Forgive me if I am trapped as a child of a couple of liberals who raised me to the tunes of Bob Dylan, cast me in plays about Che Guevara and put before me a petite working mum holding her own among towering suited giants. But I just can’t see Christ calling us to be beige. I just don’t see Christians having to invariably be the quiet ones in the corner.
Isaiah 24:14 “they raise their voices, they shout for joy; They cry out from the west concerning the majesty of the Lord”.
What marks Christians out shouldn’t be their volume or tempo, but what inspires us to shout.
Ours is the God who creates through His voice. Ours is the God who uses shouts to affect His will, specifically to bring His people home. The battle strategy that God gave to Joshua to conquer Jericho was unique for being precisely laid out by Him. It also made the Israelites look utterly ridiculous. God told Joshua to have the people march silently around Jericho for six days, and then, after seven circuits, on the seventh day to shout. As callings go, that’s got to be one of the harder ones to swallow. But the Israelites trusted, and they hollered.
Joshua 6:20: “So the people shouted, and the trumpets were blown. As soon as the people heard the sound of the trumpet, the people shouted a great shout, and the wall fell down flat, so that the people went up into the city, every man straight before him, and they captured the city.”
Pentecost was probably one of the noisiest days in history, all for the glory of God. (and for anyone looking for biblical precedent for skipping in praise of God, see the healing of the lame beggar by Peter and John in Acts 3:7-8: “And leaping up he stood and began to walk, and entered the temple with them, walking and leaping and praising God.) And it’ll be the sound of trumpets, an eagle shouting, mountains crashing, stars falling and just noisenoisenoise that brings us home again (Revelation 8 and 9). Ours is a God of order and peace (1 Cornthians 14:33), but He is also a roof-raiser.
I think there’s something sincere about shouting (and skipping). To want to make a show and dance, and to potentially make yourself look like a numpty in the process, I think you need conviction. And I think it makes sense given the immense, beautiful variety of God’s people and the gifts that He grants us, that we will all be convicted to do His work in different ways. Whether that’s preaching, working for God in your art, your music, your sport; whether it’s taking a stand on a social justice issue, or getting covered in glitter by Sunday school kiddywinks, there’s a squillion ways that God has provided to make our gifts bring His kingdom closer.

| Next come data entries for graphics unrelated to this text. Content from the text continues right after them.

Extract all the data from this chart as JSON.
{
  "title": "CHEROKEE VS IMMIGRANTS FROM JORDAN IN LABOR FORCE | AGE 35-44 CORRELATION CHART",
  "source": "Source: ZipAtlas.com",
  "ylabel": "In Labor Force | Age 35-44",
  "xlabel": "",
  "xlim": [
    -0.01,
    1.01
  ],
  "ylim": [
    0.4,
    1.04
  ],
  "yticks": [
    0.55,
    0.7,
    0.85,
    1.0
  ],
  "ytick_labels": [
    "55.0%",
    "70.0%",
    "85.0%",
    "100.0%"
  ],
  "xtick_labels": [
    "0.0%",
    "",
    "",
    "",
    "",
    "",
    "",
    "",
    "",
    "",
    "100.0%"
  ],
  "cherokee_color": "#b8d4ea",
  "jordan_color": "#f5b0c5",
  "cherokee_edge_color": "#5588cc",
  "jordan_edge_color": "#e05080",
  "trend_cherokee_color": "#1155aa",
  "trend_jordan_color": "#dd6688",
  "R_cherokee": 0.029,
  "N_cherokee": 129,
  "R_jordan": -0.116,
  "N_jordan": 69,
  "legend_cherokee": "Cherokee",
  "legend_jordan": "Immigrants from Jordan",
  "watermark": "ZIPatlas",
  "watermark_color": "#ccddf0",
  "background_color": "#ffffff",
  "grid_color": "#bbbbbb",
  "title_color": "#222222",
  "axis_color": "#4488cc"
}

Romans 12:6-8 “We have different gifts, according to the grace given to each of us. If your gift is prophesying, then prophesy in accordance with your faith; 7 if it is serving, then serve; if it is teaching, then teach; 8 if it is to encourage, then give encouragement; if it is giving, then give generously; if it is to lead, do it diligently; if it is to show mercy, do it cheerfully.”
No hierarchy, just variety, authenticity and love. I love that the Holy Spirit will move you in ways that differ from me (#hipsterforChrist) because you will do with sincerity what I would only do with hollowness. If I pretended to have musical gifting, then we’d all be worshipping to the sound of an ocarina. I guess I am reiterating the ‘be true to yourself’ message of the classic Disney films, but because I think that is the foundation for truly well-meaning, and maximised potential in, service.
So, while I thought about writing this because I know some final-year Christians are about to forever escape the Cambridge bubble, I’d happily say the same to any Christian at any point in their life:
Keep Chaka Khan in your head, God in your heart, and go be sassy for Christ.
And in the spirit of acknowledging when someone’s gifts are greater than your own, I though I’d copy in this prayer by Roger Spiller because I think it’s so gorgeous:
you call us to be story-tellers: planting your explosive news into our defended lives;
locating us in the script of your human history.
You call us to be trailblazers: living in your future that we receive only as gift; subverting the fixed, fated world of low horizons.
You call us to be weavers: tracing, stretching, connecting the knotted threads; gathering up unravelling, disconnected lives.
You call us to be fools – for Christ’s sake: bearing life’s absurdities and incongruities; puncturing our seriousness and grandiosity.
You call us to be hosts: welcomers of the sacred, intimate, transfiguring; lavish celebrants of our communities and homecomings.
You call us to be poets: artists and illuminators of inner space; naming, invoking, heralding your ineffable presence.
You call us to be gardeners: sowers, cultivators, nurturers of fragile lives; benefactors of your gratuitous harvest.
You call us to be conductors celebrating polyphony, coaxing symphony; orchestrating the praise of your inhabited creation;
Lord, you lavish gifts on all whom you call. Strengthen and sustain us and all ministers of your Church, that in the range and diversity of our vocation, we may be catalysts of your kingdom in the world, through Jesus Christ our Lord.